M. FRANCISCO MADEIRA, Observateur de l’Union africaine, a indiqué que la Force opérationnelle régionale de l’Union africaine chargée de la lutte contre l’Armée de résistance du Seigneur avait achevé avec succès sa première phase. Il a néanmoins affirmé que la deuxième phase connaissait des difficultés, en raison des défis logistiques sérieux auxquels font face les contingents de la République centrafricaine, de la République démocratique du Congo et du Soudan du Sud.
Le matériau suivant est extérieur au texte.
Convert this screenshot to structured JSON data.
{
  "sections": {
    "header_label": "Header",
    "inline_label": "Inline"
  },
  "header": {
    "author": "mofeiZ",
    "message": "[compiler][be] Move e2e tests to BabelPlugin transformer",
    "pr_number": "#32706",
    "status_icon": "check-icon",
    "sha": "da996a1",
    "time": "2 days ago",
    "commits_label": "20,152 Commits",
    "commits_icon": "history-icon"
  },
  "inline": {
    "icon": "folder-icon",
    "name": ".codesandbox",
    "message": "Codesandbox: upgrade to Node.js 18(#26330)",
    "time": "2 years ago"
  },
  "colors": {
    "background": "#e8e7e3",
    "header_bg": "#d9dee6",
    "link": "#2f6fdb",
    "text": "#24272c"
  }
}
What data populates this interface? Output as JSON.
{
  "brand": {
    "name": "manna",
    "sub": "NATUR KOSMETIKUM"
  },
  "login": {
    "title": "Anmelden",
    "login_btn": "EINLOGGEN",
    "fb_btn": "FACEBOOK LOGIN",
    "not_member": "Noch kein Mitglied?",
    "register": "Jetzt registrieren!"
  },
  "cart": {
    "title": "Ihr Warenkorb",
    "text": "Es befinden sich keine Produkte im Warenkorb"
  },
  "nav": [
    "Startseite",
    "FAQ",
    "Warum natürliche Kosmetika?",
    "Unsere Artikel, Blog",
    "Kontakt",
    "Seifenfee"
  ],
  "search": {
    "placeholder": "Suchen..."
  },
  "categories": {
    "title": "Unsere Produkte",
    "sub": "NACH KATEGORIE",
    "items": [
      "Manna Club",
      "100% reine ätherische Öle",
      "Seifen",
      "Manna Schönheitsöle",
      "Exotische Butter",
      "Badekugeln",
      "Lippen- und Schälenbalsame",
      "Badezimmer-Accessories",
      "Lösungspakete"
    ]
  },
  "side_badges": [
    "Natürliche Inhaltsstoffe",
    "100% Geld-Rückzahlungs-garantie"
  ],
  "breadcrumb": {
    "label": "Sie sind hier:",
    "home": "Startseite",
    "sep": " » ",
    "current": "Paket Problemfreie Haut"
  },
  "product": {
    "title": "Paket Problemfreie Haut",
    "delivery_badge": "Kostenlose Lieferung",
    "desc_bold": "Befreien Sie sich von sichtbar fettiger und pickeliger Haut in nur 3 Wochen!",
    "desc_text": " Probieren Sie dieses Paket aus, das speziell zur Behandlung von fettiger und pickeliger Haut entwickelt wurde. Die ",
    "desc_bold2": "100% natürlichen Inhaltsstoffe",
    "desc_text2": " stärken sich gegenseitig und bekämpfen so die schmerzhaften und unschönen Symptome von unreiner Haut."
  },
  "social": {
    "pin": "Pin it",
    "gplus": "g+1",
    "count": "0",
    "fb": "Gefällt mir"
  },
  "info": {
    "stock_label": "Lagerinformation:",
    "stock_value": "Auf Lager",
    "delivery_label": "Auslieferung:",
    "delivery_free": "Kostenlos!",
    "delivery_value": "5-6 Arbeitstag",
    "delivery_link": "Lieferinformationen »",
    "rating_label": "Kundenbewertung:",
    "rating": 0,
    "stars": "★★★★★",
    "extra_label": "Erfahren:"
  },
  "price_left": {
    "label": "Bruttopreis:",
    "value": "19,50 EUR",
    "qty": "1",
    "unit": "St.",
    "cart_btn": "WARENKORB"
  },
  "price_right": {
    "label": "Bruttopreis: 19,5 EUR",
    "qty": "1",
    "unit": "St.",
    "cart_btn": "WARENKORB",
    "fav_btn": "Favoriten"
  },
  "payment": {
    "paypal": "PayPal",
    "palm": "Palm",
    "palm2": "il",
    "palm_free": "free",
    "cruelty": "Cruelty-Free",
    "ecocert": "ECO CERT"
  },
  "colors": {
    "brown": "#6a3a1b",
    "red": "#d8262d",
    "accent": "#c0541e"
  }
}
Le contingent ougandais, soutenu par les forces spéciales des États-Unis, a dû conduire les opérations contre l’Armée de résistance du Seigneur en République centrafricaine jusqu’en juillet, en réalisant d’ailleurs des succès majeurs, a-t-il assuré.
Le coup d’État à Bangui le 24 mars 2013 a néanmoins constitué un revers majeur, si bien que les opérations ont été suspendues en République centrafricaine, a déclaré M. Madeira, en précisant que l’Armée de résistance du Seigneur en avait profité pour se réorganiser et attaquer des villages dans le pays. Il a ensuite expliqué que la situation avait été davantage compliquée par l’attaque perpétrée par un groupe de combattants armés venant du Soudan du Sud dans la ville d’Obo le 24 mai dernier. « Devant la situation à Obo, les autorités de Bangui ont menacé d’y déployer des troupes de la Séléka », a-t-il indiqué. Les efforts diplomatiques avaient permis de dissiper les tensions entre l’Union africaine et la République centrafricaine.
La Force opérationnelle régionale, grâce à un appui accru des États-Unis, avait repris, le 9 août, ses opérations militaires en République centrafricaine, tandis que les contingents congolais et sud-soudanais avaient été opérationnalisés en septembre. « Les opérations en cours sont soutenues et s’appuient sur des échanges intenses de renseignements », a assuré M. Madeira. Il a fait remarquer qu’en raison de la pression continue, Joseph Kony avait essayé de gagner du temps en attirant par la ruse les autorités centrafricaines dans des « négociations » qui n’en avaient que le nom. « Joseph Kony a saisi en fait cette occasion pour masser davantage de combattants dans le nord-est du pays », a-t-il précisé.
Avant de conclure, l’Observateur de l’Union africaine a estimé que les progrès enregistrés dans la lutte contre l’Armée de résistance du Seigneur devraient être consolidés, notamment, en fournissant un soutien logistique et financier adéquat à la Force opérationnelle régionale.